Example 2: Simple conjugate poles on the imaginary y-axis

The integral is numerically

gg2[x_, s_] := 
 NIntegrate[
  Exp[-(x - y)^2/(2 y s^2)] 1/(1 + y^2) 1/Sqrt[2 \[Pi] y s^2], {y, 0, \[Infinity]}]

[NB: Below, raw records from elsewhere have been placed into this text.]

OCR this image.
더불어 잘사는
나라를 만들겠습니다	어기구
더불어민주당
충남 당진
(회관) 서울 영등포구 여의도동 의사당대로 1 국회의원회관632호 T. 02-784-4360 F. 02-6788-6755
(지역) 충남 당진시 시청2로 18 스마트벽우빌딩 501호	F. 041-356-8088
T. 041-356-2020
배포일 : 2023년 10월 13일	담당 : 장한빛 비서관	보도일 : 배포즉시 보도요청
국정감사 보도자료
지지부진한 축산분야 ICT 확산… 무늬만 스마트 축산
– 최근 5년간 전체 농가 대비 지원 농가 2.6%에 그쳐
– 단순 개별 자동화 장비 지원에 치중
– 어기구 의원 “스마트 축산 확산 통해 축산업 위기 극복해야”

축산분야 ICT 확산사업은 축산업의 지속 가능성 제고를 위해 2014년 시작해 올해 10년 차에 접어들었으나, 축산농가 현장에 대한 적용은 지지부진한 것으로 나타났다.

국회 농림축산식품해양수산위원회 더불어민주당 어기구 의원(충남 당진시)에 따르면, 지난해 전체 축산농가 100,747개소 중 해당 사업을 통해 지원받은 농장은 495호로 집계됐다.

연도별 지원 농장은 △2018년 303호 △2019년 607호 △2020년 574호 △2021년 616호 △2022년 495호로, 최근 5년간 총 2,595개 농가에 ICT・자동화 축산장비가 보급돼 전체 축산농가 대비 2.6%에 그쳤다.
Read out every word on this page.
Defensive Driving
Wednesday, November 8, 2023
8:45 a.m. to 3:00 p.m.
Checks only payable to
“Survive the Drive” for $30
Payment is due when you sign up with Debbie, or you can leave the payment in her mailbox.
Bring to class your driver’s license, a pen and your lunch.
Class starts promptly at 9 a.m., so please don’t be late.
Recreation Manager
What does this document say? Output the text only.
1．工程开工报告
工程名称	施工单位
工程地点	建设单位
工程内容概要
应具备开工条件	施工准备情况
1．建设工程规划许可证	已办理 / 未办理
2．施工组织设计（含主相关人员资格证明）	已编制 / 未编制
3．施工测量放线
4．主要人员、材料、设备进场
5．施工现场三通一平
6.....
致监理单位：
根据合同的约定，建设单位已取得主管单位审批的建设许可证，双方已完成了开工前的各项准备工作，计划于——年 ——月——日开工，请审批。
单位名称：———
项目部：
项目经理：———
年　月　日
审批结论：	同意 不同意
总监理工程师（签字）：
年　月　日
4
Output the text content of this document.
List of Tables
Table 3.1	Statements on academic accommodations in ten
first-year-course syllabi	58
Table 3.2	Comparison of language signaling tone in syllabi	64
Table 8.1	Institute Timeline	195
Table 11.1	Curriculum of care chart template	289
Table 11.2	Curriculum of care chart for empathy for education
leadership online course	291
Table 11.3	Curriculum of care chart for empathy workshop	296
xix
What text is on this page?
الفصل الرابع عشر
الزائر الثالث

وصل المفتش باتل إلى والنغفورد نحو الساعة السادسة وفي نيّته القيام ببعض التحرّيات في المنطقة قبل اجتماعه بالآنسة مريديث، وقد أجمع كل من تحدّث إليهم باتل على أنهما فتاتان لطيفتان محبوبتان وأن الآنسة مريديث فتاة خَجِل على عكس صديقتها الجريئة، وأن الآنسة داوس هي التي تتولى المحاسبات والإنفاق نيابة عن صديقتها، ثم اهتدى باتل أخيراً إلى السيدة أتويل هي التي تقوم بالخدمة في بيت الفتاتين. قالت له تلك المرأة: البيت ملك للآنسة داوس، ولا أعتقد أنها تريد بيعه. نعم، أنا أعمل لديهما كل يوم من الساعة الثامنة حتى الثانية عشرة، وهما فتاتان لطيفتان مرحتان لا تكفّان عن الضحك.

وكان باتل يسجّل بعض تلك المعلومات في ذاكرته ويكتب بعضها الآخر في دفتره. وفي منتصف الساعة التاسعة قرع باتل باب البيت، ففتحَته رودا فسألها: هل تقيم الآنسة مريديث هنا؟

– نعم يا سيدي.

The first 3 terms of the s-expansion are

fs2[x, s]

(*
{1/(1 + x^2), (s^2 x (-3 + x^2) + (1 + x^2)^2)/(1 + x^2)^3, (
 s^2 x (-3 + x^2) (1 + x^2)^2 + (1 + x^2)^4 - 
  3 s^4 (1 - 10 x^2 + 5 x^4))/(1 + x^2)^5} 
*)

Graphs up to order s^4 for two values of s are

With[{s = 1}, 
 Plot[{gg2[x, s], {1/(1 + x^2), (
    s^2 x (-3 + x^2) + (1 + x^2)^2)/(1 + x^2)^3, (
    s^2 x (-3 + x^2) (1 + x^2)^2 + (1 + x^2)^4 - 
     3 s^4 (1 - 10 x^2 + 5 x^4))/(1 + x^2)^5}}, {x, -1, 2}, 
  PlotRange -> {0, 1.5}, ImageSize -> 400, 
  PlotLabel -> 
   Style["s-expansion of integral\nf(y) = 1/(1+\!\(\*SuperscriptBox[\(y\), \
\(2\)]\)), s = " <> ToString[s] <> "\n", 14], AxesLabel -> {"x", "gg2[x]"}, 
  Epilog -> {Text[
     Style["Legend of curves:\nblue = integral, numeric (gg1)\nred = f(x)\n\
brown = O(\!\(\*SuperscriptBox[\(s\), \(2\)]\))\ngreen = \
O(\!\(\*SuperscriptBox[\(s\), \(4\)]\))", Medium], {1, 1.2}]}]]
(* 150228_s-expansion_f2 _s0-9.jpg *)

With[{s = 0.4}, 
 Plot[{gg2[x, s], {1/(1 + x^2), (
    s^2 x (-3 + x^2) + (1 + x^2)^2)/(1 + x^2)^3, (
    s^2 x (-3 + x^2) (1 + x^2)^2 + (1 + x^2)^4 - 
     3 s^4 (1 - 10 x^2 + 5 x^4))/(1 + x^2)^5}}, {x, -1, 2}, 
  PlotRange -> {0, 1.5}, ImageSize -> 400, 
  PlotLabel -> 
   Style["s-expansion of integral\nf(y) = \
1/(1+\!\(\*SuperscriptBox[\(y\), \(2\)]\)), s = " <> ToString[s] <> 
     "\n", 14], AxesLabel -> {"x", "gg2[x]"}, 
  Epilog -> {Text[
     Style["Legend of curves:\nblue = integral, numeric (gg1)\nred = \
f(x)\nbrown = O(\!\(\*SuperscriptBox[\(s\), \(2\)]\))\ngreen = O(\!\(\
\*SuperscriptBox[\(s\), \(4\)]\))", Medium], {1, 1.2}]}]]
(* 150228_s-expansion_f2 _s0-4.jpg *)

We see that the agreement is what is to expected in the sense of an asymptotic expansion.

Conclusion: the formula for $fs$ seems to be valid for a broader class of function.